When JFRD arrived, the fire wasn't the only obstacle to overcome.

A valve on the nearest fire hydrant, located just a few houses down, was turned off, according to JEA. JFRD crews had to run a hose from a hydrant located on the other side of the block.

Many neighbors are now worried about the safety of their own homes.

"It kind of gave me a knot in my stomach when I saw that," said Mike Russell.

JEA crews didn't waste time Monday making sure the dozens of other hydrants in the Southside neighborhood are operational. Action News saw multiple JEA trucks out performing tests.

Action News obtained documents from JEA detailing hundreds of faulty fire hydrants located in just about every neighborhood across the city of Jacksonville.

We found 534 are deemed deficient -- and that's just the ones JEA knows about.

Tom Francis with JFRD said there are some communities in Mandarin and the Northside without any hydrants at all.

"When we know historically that there is a geographic area of town that does not have hydrants, we have tankers that are strategically positioned to provide that particular source," said Francis.

As a displaced family prepares to rebuild, JEA has a plenty of work ahead to ensure the long list of faulty hydrants gets fixed before the next emergency strikes.

JFRD is responsible for checking each hydrant annually; if a problem is discovered, the department passes it on to JEA for repairs.
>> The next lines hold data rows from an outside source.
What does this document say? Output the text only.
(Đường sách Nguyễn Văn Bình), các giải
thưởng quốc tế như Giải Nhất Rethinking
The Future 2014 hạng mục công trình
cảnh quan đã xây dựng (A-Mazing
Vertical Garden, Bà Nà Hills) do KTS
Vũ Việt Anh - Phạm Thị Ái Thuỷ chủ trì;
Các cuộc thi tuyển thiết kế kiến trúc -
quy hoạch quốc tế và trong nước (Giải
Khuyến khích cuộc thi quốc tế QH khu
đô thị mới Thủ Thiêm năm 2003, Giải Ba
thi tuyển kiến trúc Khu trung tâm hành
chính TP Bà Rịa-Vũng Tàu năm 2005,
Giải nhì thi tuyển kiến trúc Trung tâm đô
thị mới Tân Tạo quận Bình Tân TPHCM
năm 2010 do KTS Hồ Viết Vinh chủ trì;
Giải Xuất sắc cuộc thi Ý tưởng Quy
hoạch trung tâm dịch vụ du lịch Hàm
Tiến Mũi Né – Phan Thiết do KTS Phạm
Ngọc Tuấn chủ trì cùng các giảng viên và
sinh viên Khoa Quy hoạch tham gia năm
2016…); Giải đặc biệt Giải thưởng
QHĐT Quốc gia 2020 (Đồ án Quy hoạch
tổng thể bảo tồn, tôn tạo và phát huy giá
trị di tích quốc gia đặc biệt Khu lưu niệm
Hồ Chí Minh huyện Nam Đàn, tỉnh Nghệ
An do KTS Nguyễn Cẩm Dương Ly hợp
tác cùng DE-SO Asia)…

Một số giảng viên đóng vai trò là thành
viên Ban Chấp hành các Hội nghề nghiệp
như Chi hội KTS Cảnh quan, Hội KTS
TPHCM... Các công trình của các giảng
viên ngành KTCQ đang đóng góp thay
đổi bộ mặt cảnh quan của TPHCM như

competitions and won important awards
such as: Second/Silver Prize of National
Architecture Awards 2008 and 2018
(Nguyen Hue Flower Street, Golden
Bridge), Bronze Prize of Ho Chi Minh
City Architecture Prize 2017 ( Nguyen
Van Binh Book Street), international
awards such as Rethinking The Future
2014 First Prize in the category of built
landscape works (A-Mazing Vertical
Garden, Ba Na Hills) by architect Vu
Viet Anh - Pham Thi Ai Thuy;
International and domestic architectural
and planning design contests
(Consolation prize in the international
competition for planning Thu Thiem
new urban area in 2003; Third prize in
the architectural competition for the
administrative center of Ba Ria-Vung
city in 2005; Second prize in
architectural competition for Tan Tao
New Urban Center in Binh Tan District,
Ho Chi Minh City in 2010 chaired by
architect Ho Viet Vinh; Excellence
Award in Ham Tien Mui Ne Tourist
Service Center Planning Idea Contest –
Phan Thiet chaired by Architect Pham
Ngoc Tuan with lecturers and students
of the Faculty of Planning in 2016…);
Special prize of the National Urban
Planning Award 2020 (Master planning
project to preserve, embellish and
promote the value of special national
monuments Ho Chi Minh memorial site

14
"We would be a very ineffective fire department if we relied exclusively on hydrants in order to get the job done, which is why we show up routinely at every event with hundreds and hundreds of gallons of water ready to do what needs to be done," said Francis.

Francis said the first engine arrived within eight minutes of the call, but he doesn't think the dried-up hydrant affected the outcome.

"This particular structure was fully involved, to the extent where it could have been surrounded with hydrants (and) it wouldn't have made a difference," said Francis. "There really wasn't too much that could've been done."